Have you ever written an essay for high school, or worked hard to finish a paper for college? I bet you’ve done one or both and received feedback that you didn’t like. That negative feedback often (not always) pushes us to learn from our mistakes and create something better next time. You might blame your teacher for how you’re feeling (crummy, let’s bury our head in a pint of ice cream), but your teacher is just relaying the facts. Putting words together is a skill. This kind of skill isn’t meant to be easy. I posit that if writing were easy, its value would be significantly decreased. As it is, reading is starting to seem like a disappearing act. I’m grateful for everyone who still picks up a device, looks at a screen, or blows the dust off a book and scans their eyes over words!
My own books and stories have gone through a similar arc over the years. I’ve gotten feedback from my editor when my writing is particularly shitty. There’s a vehemence about how bad it is. Luckily this occurs because my editor believes in my writing prowess and knows when I’m phoning it in. My fingers practically fly over the keyboard and when I’m just downloading the raw bits and pieces of a scene or a whole chapter, I (being the human that I am) leave significant parts out. I change the way a character would do, say, or react in a situation that’s not to be believed. I don’t do this consciously. This simple faux pas comes down to my not being truly present with the material. I’m so intrigued by the scene, or I’m so rushed by my ‘need to get the word-count’, I lose sight of the real picture. In other words, I don’t take my time. When that happens, the words lose their meaning and the whole train comes to a crawling, lumbering slow-down.
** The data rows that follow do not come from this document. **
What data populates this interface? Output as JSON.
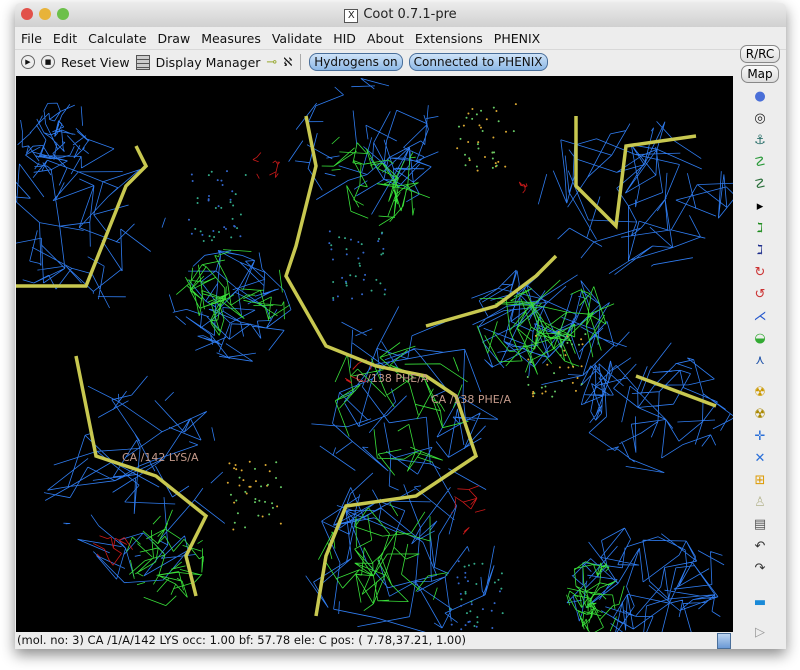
{
  "window": {
    "title": "Coot 0.7.1-pre"
  },
  "menu": [
    "File",
    "Edit",
    "Calculate",
    "Draw",
    "Measures",
    "Validate",
    "HID",
    "About",
    "Extensions",
    "PHENIX"
  ],
  "toolbar": {
    "reset_view": "Reset View",
    "display_manager": "Display Manager",
    "hydrogens": "Hydrogens on",
    "phenix": "Connected to PHENIX"
  },
  "side": {
    "rrc": "R/RC",
    "map": "Map",
    "icons": [
      "refine-icon",
      "regularize-icon",
      "rigid-body-icon",
      "rotamer-icon",
      "flip-icon",
      "arrow-icon",
      "real-space-icon",
      "backbone-icon",
      "rotate-icon",
      "torsion-icon",
      "pepflip-icon",
      "side-chain-icon",
      "mutate-icon",
      "radiation-icon",
      "radiation2-icon",
      "add-atom-icon",
      "delete-icon",
      "add-terminal-icon",
      "water-icon",
      "bin-icon",
      "undo-icon",
      "redo-icon",
      "flag-icon",
      "play-icon"
    ]
  },
  "labels": [
    "C /138 PHE/A",
    "CA /138 PHE/A",
    "CA /142 LYS/A"
  ],
  "status": "(mol. no: 3)  CA /1/A/142 LYS occ:  1.00 bf: 57.78 ele:  C pos: ( 7.78,37.21, 1.00)",
  "colors": {
    "map_blue": "#2f7cf0",
    "map_green": "#39e03a",
    "diff_red": "#cc1a1a",
    "backbone": "#c8c850"
  }
}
With the 3rd book in the Owen Hunter Series, that has happened over the last two years. I’m doing everything in my power to go back over the manuscript I originally thought was brilliant, leading to a perfect conclusion, and am having to see how I botched it. In my need to rush through, I made things much worse. The new manuscript is taking shape.
In the years since I launched into my writing career, being green, not knowing how this whole thing worked, I’ve learned a lot. I’ve learned how to be patient with feedback and take it to heart. There’s no easy way to admit when you’re wrong, just dead wrong. I’ve had to do that and go back to the drawing (writing) board often. It’s a character building experience. The more you write, the better you get (in theory), and the more you stay focused on the structure, the easier it is to not make so many mistakes in the first place.
Speaking of taking shape, I’ve also learned an enormous amount about making my own book covers. I’ve designed and redesigned them over the years and there’s been an evolution. At first, I relied on the talents of people I paid. Recently I hit a new level of understanding in design (thanks to the help of people over at kboards, with keen eyes, and generous feedback) and have taken that to new levels. I’m going to work hard to continue taking artwork (in written and visual form) to new levels.
I’ll keep you up to date as I get nearer to pushing the publish buttons on the 3rd and final installment of the Owen Hunter Series PREVAIL. And keep a lookout for my new book The Wizard & The Jewel due to be out late summer or mid-Autumn.